Paradoks memang kala ada orang kaya namun tidak bahagia. Tapi itu fakta. Bagaimana mau bahagia jika harta yang dihimpun berasal dari ketidakjujuran. Jadi, sukses menjadi pribadi bahagia bukan semata kuantitatif, tetapi juga kualitatif.
Chef Haryo pernah bertutur kepadaku bahwa sang ayah dahulu duduk di posisi tinggi kala bekerja di Pertamina. Tetapi pulang ke rumah tidak bahagia. Buktinya sederhana, mudah sekali marah-marah.
Terus Baca: Energi Sholat untuk Hidup Lebih Sehat
Problemnya bukan jumlah uang yang diterima dalam bentuk gaji. Tetapi perilaku teman-temannya yang tak bisa ia terima, mengutamakan jumlah uang daripada keberkahan (kualitas).
Hidup dengan dikelilingi orang-orang yang salah juga menjadikan jiwa tidak bahagia. Oleh karena itu obatnya adalah bertemu, berkumpul bersama orang-orang sholeh.
Tiga Kunci
Untuk bahagia seseorang tidak cukup hanya dengan harta dan kedudukan, tetapi juga kondisi hati yang bersih.
Hati akan sehat dan bersih ketika makanan yang dibutuhkan oleh hati itu sendiri dipenuhi.
Dalam Islam, setidaknya tiga makanan yang harus diberikan. Pertama ikhlas. Kedua, konsisten (istiqomah). Ketiga, syukur.
Untuk bisa ikhlas seseorang harus terus mengasah ketajaman iman dan taqwanya. Manivestasi ikhlas seperti Rasulullah SAW dalam dakwah yang tidak bisa dibelokkan oleh apapun. Mulai dari tawaran harta, tahta hingga wanita.
Menjadi orang yang ikhlas berarti menjadi orang yang teguh pendirian mengharap ridha Alalh Ta’ala.

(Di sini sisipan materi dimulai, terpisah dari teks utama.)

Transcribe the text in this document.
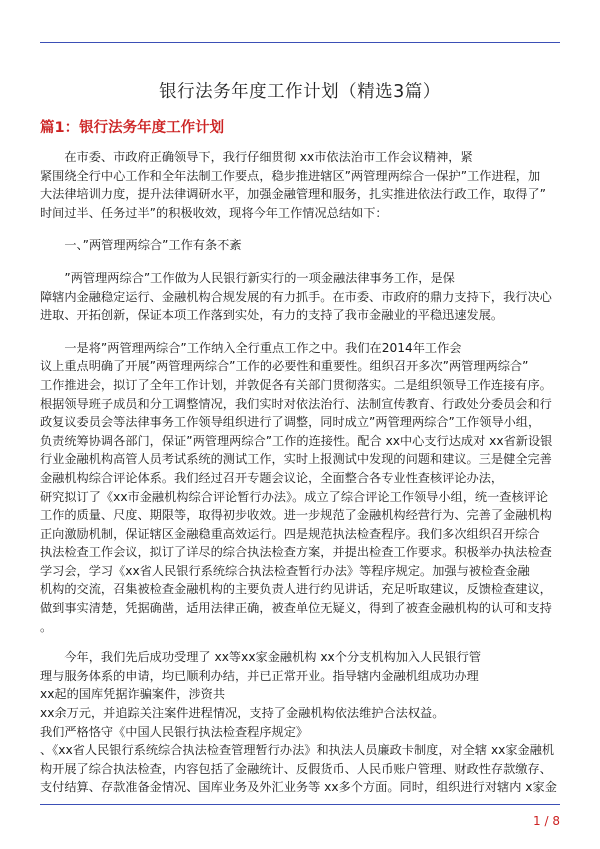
银行法务年度工作计划（精选3篇）
篇1：银行法务年度工作计划

　　在市委、市政府正确领导下，我行仔细贯彻 xx市依法治市工作会议精神，紧

紧围绕全行中心工作和全年法制工作要点，稳步推进辖区”两管理两综合一保护”工作进程，加

大法律培训力度，提升法律调研水平，加强金融管理和服务，扎实推进依法行政工作，取得了”

时间过半、任务过半”的积极收效，现将今年工作情况总结如下：

　　一、”两管理两综合”工作有条不紊

　　”两管理两综合”工作做为人民银行新实行的一项金融法律事务工作，是保

障辖内金融稳定运行、金融机构合规发展的有力抓手。在市委、市政府的鼎力支持下，我行决心

进取、开拓创新，保证本项工作落到实处，有力的支持了我市金融业的平稳迅速发展。

　　一是将”两管理两综合”工作纳入全行重点工作之中。我们在2014年工作会

议上重点明确了开展”两管理两综合”工作的必要性和重要性。组织召开多次”两管理两综合”

工作推进会，拟订了全年工作计划，并敦促各有关部门贯彻落实。二是组织领导工作连接有序。

根据领导班子成员和分工调整情况，我们实时对依法治行、法制宣传教育、行政处分委员会和行

政复议委员会等法律事务工作领导组织进行了调整，同时成立”两管理两综合”工作领导小组，

负责统筹协调各部门，保证”两管理两综合”工作的连接性。配合 xx中心支行达成对 xx省新设银

行业金融机构高管人员考试系统的测试工作，实时上报测试中发现的问题和建议。三是健全完善

金融机构综合评论体系。我们经过召开专题会议论，全面整合各专业性查核评论办法，

研究拟订了《xx市金融机构综合评论暂行办法》。成立了综合评论工作领导小组，统一查核评论

工作的质量、尺度、期限等，取得初步收效。进一步规范了金融机构经营行为、完善了金融机构

正向激励机制，保证辖区金融稳重高效运行。四是规范执法检查程序。我们多次组织召开综合

执法检查工作会议，拟订了详尽的综合执法检查方案，并提出检查工作要求。积极举办执法检查

学习会，学习《xx省人民银行系统综合执法检查暂行办法》等程序规定。加强与被检查金融

机构的交流，召集被检查金融机构的主要负责人进行约见讲话，充足听取建议，反馈检查建议，

做到事实清楚，凭据确凿，适用法律正确，被查单位无疑义，得到了被查金融机构的认可和支持

。

　　今年，我们先后成功受理了 xx等xx家金融机构 xx个分支机构加入人民银行管

理与服务体系的申请，均已顺利办结，并已正常开业。指导辖内金融机组成功办理

xx起的国库凭据诈骗案件，涉资共

xx余万元，并追踪关注案件进程情况，支持了金融机构依法维护合法权益。

我们严格恪守《中国人民银行执法检查程序规定》

、《xx省人民银行系统综合执法检查管理暂行办法》和执法人员廉政卡制度，对全辖 xx家金融机

构开展了综合执法检查，内容包括了金融统计、反假货币、人民币账户管理、财政性存款缴存、

支付结算、存款准备金情况、国库业务及外汇业务等 xx多个方面。同时，组织进行对辖内 x家金

1 / 8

Kemudian konsisten. Ini bisa kita lihat dari kisah Nabi Yusuf Alayhissalam yang walaupun mengalami beragam ujian dan cobaan, ia tetap konsisten pada kebenaran.
Pada akhirnya, ia menjadi bendahara Mesir dan mampu menyelamatkan negeri itu selamat dari ancaman paceklik yang mencekik.
Berikutnya syukur. Amalan ini sangat mudah sejauh jiwa menyadari betapa nikmat Allah terus mengalir dalam diri, walaupun kadang lisan manusia mengeluh.
Ketika diri diberi kekuatan beribadah maka sungguh itu nikmat luar biasa. Satu nikmat yang orang kafir dengan kekayaan seperti apapun tidak dapat merasakan nikmatnya ibadah. Jadi, bisa sholat, bisa dizikir dan bisa ngaji, harusnya membuat kita sangat-sangat bersyukur.
Raih Sekarang Juga
Bahagia sama dengan buah dari pepohonan yang kita tanam. Artinya jika sejauh ini memang ada upaya menanam kebaikan demi kebaikan maka bahagia itu pasti datang. Bahkan sudah dirasakan saat ini juga.
Sebagai contoh, kala seorang petani datang ke kebun kemudian dia merawat semua tanamannya dengan baik. Belum panen saja, saat ia melihat tanamannya subur, daunnya rindang dan bakal buahnya banyak bahagia sudah muncul.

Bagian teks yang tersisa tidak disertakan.